Voilà le monde de rêve de la catastrophe. Aujourd'hui elle est sanitaire mais demain elle pourrait aussi bien être écologique (baisse grave de rendements agricoles, catastrophe climatique), démocratique (État d'urgence, porté par l'extrême droite ou l'extrême centre néolibéral), économique (avant le coronavirus, les alertes des économistes non-orthodoxes commençaient à rappeler 2007). Ou un subtil mélange de chacune.

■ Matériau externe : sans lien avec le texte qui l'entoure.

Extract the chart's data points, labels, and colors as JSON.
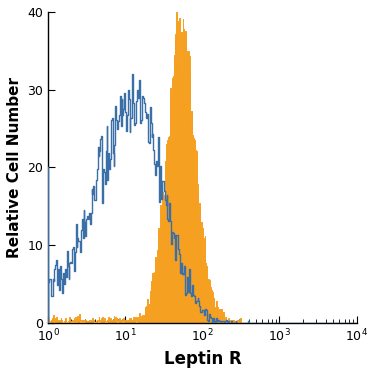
{
  "title": "",
  "xlabel": "Leptin R",
  "ylabel": "Relative Cell Number",
  "xlim": [
    1,
    10000
  ],
  "ylim": [
    0,
    40
  ],
  "yticks": [
    0,
    10,
    20,
    30,
    40
  ],
  "blue_color": "#3a6fa8",
  "orange_color": "#f5a020",
  "background_color": "#ffffff",
  "xlabel_fontsize": 12,
  "ylabel_fontsize": 11,
  "blue_peak_x_log": 1.1,
  "blue_peak_y": 32,
  "blue_log_std": 0.38,
  "orange_peak_x_log": 1.72,
  "orange_peak_y": 40,
  "orange_log_std": 0.18
}
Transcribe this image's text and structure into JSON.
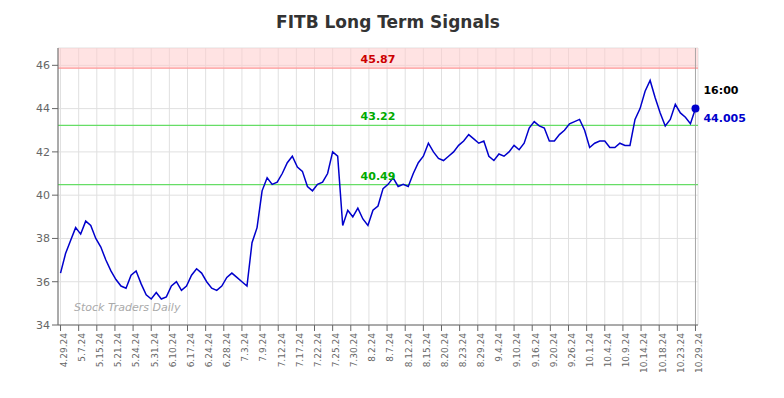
{
  "chart_data": {
    "type": "line",
    "title": "FITB Long Term Signals",
    "color": "#0000cc",
    "grid": true,
    "x": [
      0,
      1,
      2,
      3,
      4,
      5,
      6,
      7,
      8,
      9,
      10,
      11,
      12,
      13,
      14,
      15,
      16,
      17,
      18,
      19,
      20,
      21,
      22,
      23,
      24,
      25,
      26,
      27,
      28,
      29,
      30,
      31,
      32,
      33,
      34,
      35,
      36,
      37,
      38,
      39,
      40,
      41,
      42,
      43,
      44,
      45,
      46,
      47,
      48,
      49,
      50,
      51,
      52,
      53,
      54,
      55,
      56,
      57,
      58,
      59,
      60,
      61,
      62,
      63,
      64,
      65,
      66,
      67,
      68,
      69,
      70,
      71,
      72,
      73,
      74,
      75,
      76,
      77,
      78,
      79,
      80,
      81,
      82,
      83,
      84,
      85,
      86,
      87,
      88,
      89,
      90,
      91,
      92,
      93,
      94,
      95,
      96,
      97,
      98,
      99,
      100,
      101,
      102,
      103,
      104,
      105,
      106,
      107,
      108,
      109,
      110,
      111,
      112,
      113,
      114,
      115,
      116,
      117,
      118,
      119,
      120,
      121,
      122,
      123,
      124,
      125,
      126
    ],
    "values": [
      36.4,
      37.3,
      37.9,
      38.5,
      38.2,
      38.8,
      38.6,
      38.0,
      37.6,
      37.0,
      36.5,
      36.1,
      35.8,
      35.7,
      36.3,
      36.5,
      35.9,
      35.4,
      35.2,
      35.5,
      35.2,
      35.3,
      35.8,
      36.0,
      35.6,
      35.8,
      36.3,
      36.6,
      36.4,
      36.0,
      35.7,
      35.6,
      35.8,
      36.2,
      36.4,
      36.2,
      36.0,
      35.8,
      37.8,
      38.5,
      40.2,
      40.8,
      40.5,
      40.6,
      41.0,
      41.5,
      41.8,
      41.3,
      41.1,
      40.4,
      40.2,
      40.5,
      40.6,
      41.0,
      42.0,
      41.8,
      38.6,
      39.3,
      39.0,
      39.4,
      38.9,
      38.6,
      39.3,
      39.5,
      40.3,
      40.5,
      40.8,
      40.4,
      40.5,
      40.4,
      41.0,
      41.5,
      41.8,
      42.4,
      42.0,
      41.7,
      41.6,
      41.8,
      42.0,
      42.3,
      42.5,
      42.8,
      42.6,
      42.4,
      42.5,
      41.8,
      41.6,
      41.9,
      41.8,
      42.0,
      42.3,
      42.1,
      42.4,
      43.1,
      43.4,
      43.2,
      43.1,
      42.5,
      42.5,
      42.8,
      43.0,
      43.3,
      43.4,
      43.5,
      43.0,
      42.2,
      42.4,
      42.5,
      42.5,
      42.2,
      42.2,
      42.4,
      42.3,
      42.3,
      43.5,
      44.0,
      44.8,
      45.3,
      44.5,
      43.8,
      43.2,
      43.5,
      44.2,
      43.8,
      43.6,
      43.3,
      44.005
    ],
    "xlim": [
      -0.5,
      126.5
    ],
    "xticks": [
      {
        "value": 0,
        "label": "4.29.24"
      },
      {
        "value": 3.6,
        "label": "5.7.24"
      },
      {
        "value": 7.2,
        "label": "5.15.24"
      },
      {
        "value": 10.8,
        "label": "5.21.24"
      },
      {
        "value": 14.4,
        "label": "5.24.24"
      },
      {
        "value": 18,
        "label": "5.31.24"
      },
      {
        "value": 21.6,
        "label": "6.10.24"
      },
      {
        "value": 25.2,
        "label": "6.17.24"
      },
      {
        "value": 28.8,
        "label": "6.24.24"
      },
      {
        "value": 32.4,
        "label": "6.28.24"
      },
      {
        "value": 36,
        "label": "7.3.24"
      },
      {
        "value": 39.6,
        "label": "7.9.24"
      },
      {
        "value": 43.2,
        "label": "7.12.24"
      },
      {
        "value": 46.8,
        "label": "7.17.24"
      },
      {
        "value": 50.4,
        "label": "7.22.24"
      },
      {
        "value": 54,
        "label": "7.25.24"
      },
      {
        "value": 57.6,
        "label": "7.30.24"
      },
      {
        "value": 61.2,
        "label": "8.2.24"
      },
      {
        "value": 64.8,
        "label": "8.7.24"
      },
      {
        "value": 68.4,
        "label": "8.12.24"
      },
      {
        "value": 72,
        "label": "8.15.24"
      },
      {
        "value": 75.6,
        "label": "8.20.24"
      },
      {
        "value": 79.2,
        "label": "8.23.24"
      },
      {
        "value": 82.8,
        "label": "8.29.24"
      },
      {
        "value": 86.4,
        "label": "9.4.24"
      },
      {
        "value": 90,
        "label": "9.10.24"
      },
      {
        "value": 93.6,
        "label": "9.16.24"
      },
      {
        "value": 97.2,
        "label": "9.20.24"
      },
      {
        "value": 100.8,
        "label": "9.26.24"
      },
      {
        "value": 104.4,
        "label": "10.1.24"
      },
      {
        "value": 108,
        "label": "10.4.24"
      },
      {
        "value": 111.6,
        "label": "10.9.24"
      },
      {
        "value": 115.2,
        "label": "10.14.24"
      },
      {
        "value": 118.8,
        "label": "10.18.24"
      },
      {
        "value": 122.4,
        "label": "10.23.24"
      },
      {
        "value": 126,
        "label": "10.29.24"
      }
    ],
    "ylim": [
      34,
      46.8
    ],
    "yticks": [
      34,
      36,
      38,
      40,
      42,
      44,
      46
    ],
    "band": {
      "y_from": 45.87,
      "color": "#ffcccc"
    },
    "reference_lines": [
      {
        "y": 45.87,
        "color": "#ff9999",
        "label": "45.87",
        "label_color": "#cc0000"
      },
      {
        "y": 43.22,
        "color": "#66dd66",
        "label": "43.22",
        "label_color": "#00aa00"
      },
      {
        "y": 40.49,
        "color": "#66dd66",
        "label": "40.49",
        "label_color": "#00aa00"
      }
    ],
    "last_point": {
      "x": 126,
      "y": 44.005,
      "label": "16:00"
    },
    "watermark": "Stock Traders Daily"
  }
}
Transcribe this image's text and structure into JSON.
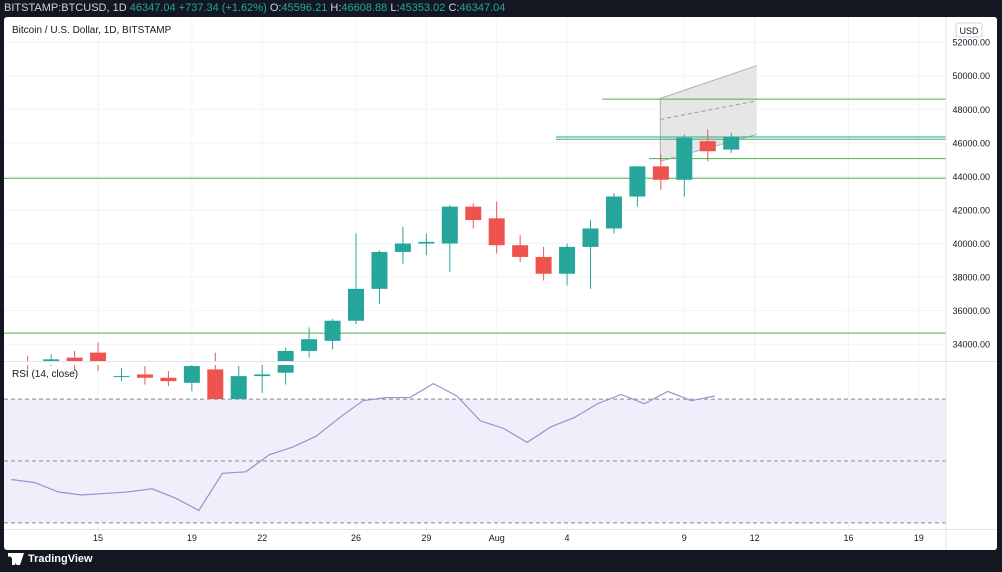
{
  "header": {
    "symbol": "BITSTAMP:BTCUSD, 1D",
    "last": "46347.04",
    "change": "+737.34 (+1.62%)",
    "o_label": "O:",
    "o": "45596.21",
    "h_label": "H:",
    "h": "46608.88",
    "l_label": "L:",
    "l": "45353.02",
    "c_label": "C:",
    "c": "46347.04"
  },
  "legend": "Bitcoin / U.S. Dollar, 1D, BITSTAMP",
  "currency_button": "USD",
  "rsi_label": "RSI (14, close)",
  "brand": "TradingView",
  "colors": {
    "up": "#26a69a",
    "down": "#ef5350",
    "level_line": "#4caf50",
    "rsi_line": "#9c8fce",
    "rsi_band": "#f1eefb"
  },
  "chart_data": [
    {
      "type": "candlestick",
      "ylim": [
        33000,
        53500
      ],
      "price_ticks": [
        34000,
        36000,
        38000,
        40000,
        42000,
        44000,
        46000,
        48000,
        50000,
        52000
      ],
      "x_ticks": [
        {
          "i": 3,
          "label": "15"
        },
        {
          "i": 7,
          "label": "19"
        },
        {
          "i": 10,
          "label": "22"
        },
        {
          "i": 14,
          "label": "26"
        },
        {
          "i": 17,
          "label": "29"
        },
        {
          "i": 20,
          "label": "Aug"
        },
        {
          "i": 23,
          "label": "4"
        },
        {
          "i": 28,
          "label": "9"
        },
        {
          "i": 31,
          "label": "12"
        },
        {
          "i": 35,
          "label": "16"
        },
        {
          "i": 38,
          "label": "19"
        }
      ],
      "candles": [
        {
          "o": 32900,
          "h": 33300,
          "l": 32500,
          "c": 32800
        },
        {
          "o": 33000,
          "h": 33400,
          "l": 32700,
          "c": 33100
        },
        {
          "o": 33200,
          "h": 33600,
          "l": 32400,
          "c": 33000
        },
        {
          "o": 33500,
          "h": 34100,
          "l": 32400,
          "c": 32800
        },
        {
          "o": 32100,
          "h": 32600,
          "l": 31800,
          "c": 32100
        },
        {
          "o": 32200,
          "h": 32700,
          "l": 31600,
          "c": 32000
        },
        {
          "o": 32000,
          "h": 32400,
          "l": 31500,
          "c": 31800
        },
        {
          "o": 31700,
          "h": 32900,
          "l": 31200,
          "c": 32700
        },
        {
          "o": 32500,
          "h": 33500,
          "l": 29300,
          "c": 29800
        },
        {
          "o": 29800,
          "h": 32700,
          "l": 29500,
          "c": 32100
        },
        {
          "o": 32100,
          "h": 32900,
          "l": 31100,
          "c": 32200
        },
        {
          "o": 32300,
          "h": 33800,
          "l": 31600,
          "c": 33600
        },
        {
          "o": 33600,
          "h": 35000,
          "l": 33200,
          "c": 34300
        },
        {
          "o": 34200,
          "h": 35500,
          "l": 33700,
          "c": 35400
        },
        {
          "o": 35400,
          "h": 40600,
          "l": 35200,
          "c": 37300
        },
        {
          "o": 37300,
          "h": 39600,
          "l": 36400,
          "c": 39500
        },
        {
          "o": 39500,
          "h": 41000,
          "l": 38800,
          "c": 40000
        },
        {
          "o": 40000,
          "h": 40600,
          "l": 39300,
          "c": 40100
        },
        {
          "o": 40000,
          "h": 42300,
          "l": 38300,
          "c": 42200
        },
        {
          "o": 42200,
          "h": 42400,
          "l": 40900,
          "c": 41400
        },
        {
          "o": 41500,
          "h": 42500,
          "l": 39400,
          "c": 39900
        },
        {
          "o": 39900,
          "h": 40500,
          "l": 38900,
          "c": 39200
        },
        {
          "o": 39200,
          "h": 39800,
          "l": 37800,
          "c": 38200
        },
        {
          "o": 38200,
          "h": 40000,
          "l": 37500,
          "c": 39800
        },
        {
          "o": 39800,
          "h": 41400,
          "l": 37300,
          "c": 40900
        },
        {
          "o": 40900,
          "h": 43000,
          "l": 40600,
          "c": 42800
        },
        {
          "o": 42800,
          "h": 44600,
          "l": 42200,
          "c": 44600
        },
        {
          "o": 44600,
          "h": 45300,
          "l": 43200,
          "c": 43800
        },
        {
          "o": 43800,
          "h": 46500,
          "l": 42800,
          "c": 46300
        },
        {
          "o": 46100,
          "h": 46800,
          "l": 44900,
          "c": 45500
        },
        {
          "o": 45600,
          "h": 46600,
          "l": 45400,
          "c": 46347
        }
      ],
      "price_levels": [
        {
          "value": 48607.6,
          "label": "48607.60",
          "kind": "level"
        },
        {
          "value": 46347.04,
          "label": "46347.04",
          "kind": "last"
        },
        {
          "value": 46215.3,
          "label": "46215.30",
          "kind": "level"
        },
        {
          "value": 45060.43,
          "label": "45060.43",
          "kind": "level"
        },
        {
          "value": 43889.11,
          "label": "43889.11",
          "kind": "level"
        },
        {
          "value": 34660.31,
          "label": "34660.31",
          "kind": "level"
        }
      ],
      "channel": {
        "start_index": 28,
        "end_index": 31,
        "upper_start": 48650,
        "upper_end": 50600,
        "mid_start": 47400,
        "mid_end": 48500,
        "lower_start": 44900,
        "lower_end": 46500
      }
    },
    {
      "type": "line",
      "name": "RSI (14, close)",
      "ylim": [
        28,
        82
      ],
      "ticks": [
        30.0,
        40.0,
        50.0,
        60.0,
        70.0,
        80.0
      ],
      "levels": [
        70,
        50,
        30
      ],
      "values": [
        44,
        43,
        40,
        39,
        39.5,
        40,
        41,
        38,
        34,
        46,
        46.5,
        52,
        54.5,
        58,
        64,
        69.5,
        70.5,
        70.5,
        75,
        71,
        63,
        60.5,
        56,
        61,
        64,
        68.5,
        71.5,
        68.5,
        72.5,
        69.5,
        71
      ]
    }
  ]
}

Une chose est sûre : d'abord les grands de ce monde ne verront pas venir la catastrophe et la veille encore tenteront de nous vendre leur business as usual, ensuite ils la géreront de la manière qui contribue le mieux à la croissance de leur pouvoir (gestion policière ou militaire, restriction des libertés civiles) tout en assurant l'habituelle prédation néolibérale sur les biens communs (du budget de l'État aux ressources naturelles privatisées). C'est la « stratégie du choc » décrite par Naomi Klein : alors que les régimes responsables des catastrophes, ou qui ont montré leur incurie à les gérer, devraient sortir désavoués et ébranlés, c'est souvent l'occasion pour eux de serrer leur vis un peu plus fort, ce qui est rendu acceptable par l'« union nationale » ou la simple difficulté matérielle à se mobiliser contre. Et la vis n'est jamais desserrée, comme on l'a vu concernant les lois dites « anti-terroristes » depuis les années 1990. Ces épreuves rendent acceptables ce qui ne l'est pas en temps normal. Mais qui le deviendra par la suite, quand bien même le danger serait écarté.
Le monde de demain pourrait ressembler à la gestion de cette crise-ci, rajoutant à nos difficultés une surcouche d'injustice et de violence. Allons-nous accepter de vivre dans ce monde-là ?
Commentaires
Certes. Un petit détail tout de même, par pur souci d'honnêteté : le tweet de Macron du 11 mars se référait à la commémoration des attentats terroristes et notamment celui de la gare d’Atocha à Madrid et donc sans aucun rapport avec le coronavirus. Rétrospectivement on pourrait dire que la reprise des arguments de 2015 était mal venue, mais tout de même... Restons rigoureux dans nos critiques, elles n'en seront que plus crédibles.
Eh bien je vous assure que je me suis demandé et demandé autour de moi d'où venait ce tweet isolé, j'ai écouté le discours entier et tout était décontextualisé, je n'ai pas su de quoi Macron causait pour dire ces trucs de dingue. Parce que parler de rassemblements festifs, quand on est en train d'annuler des rassemblements de taille toujours plus petite (le 11 mars on en était à moins de 1000), et alors que cinq jours plus tôt on a promu les sorties culturelles, c'est comment dire ? Une erreur de communication ? Une bêtise monumentale ? Merci d'ajouter le contexte et de répondre à mes interrogations.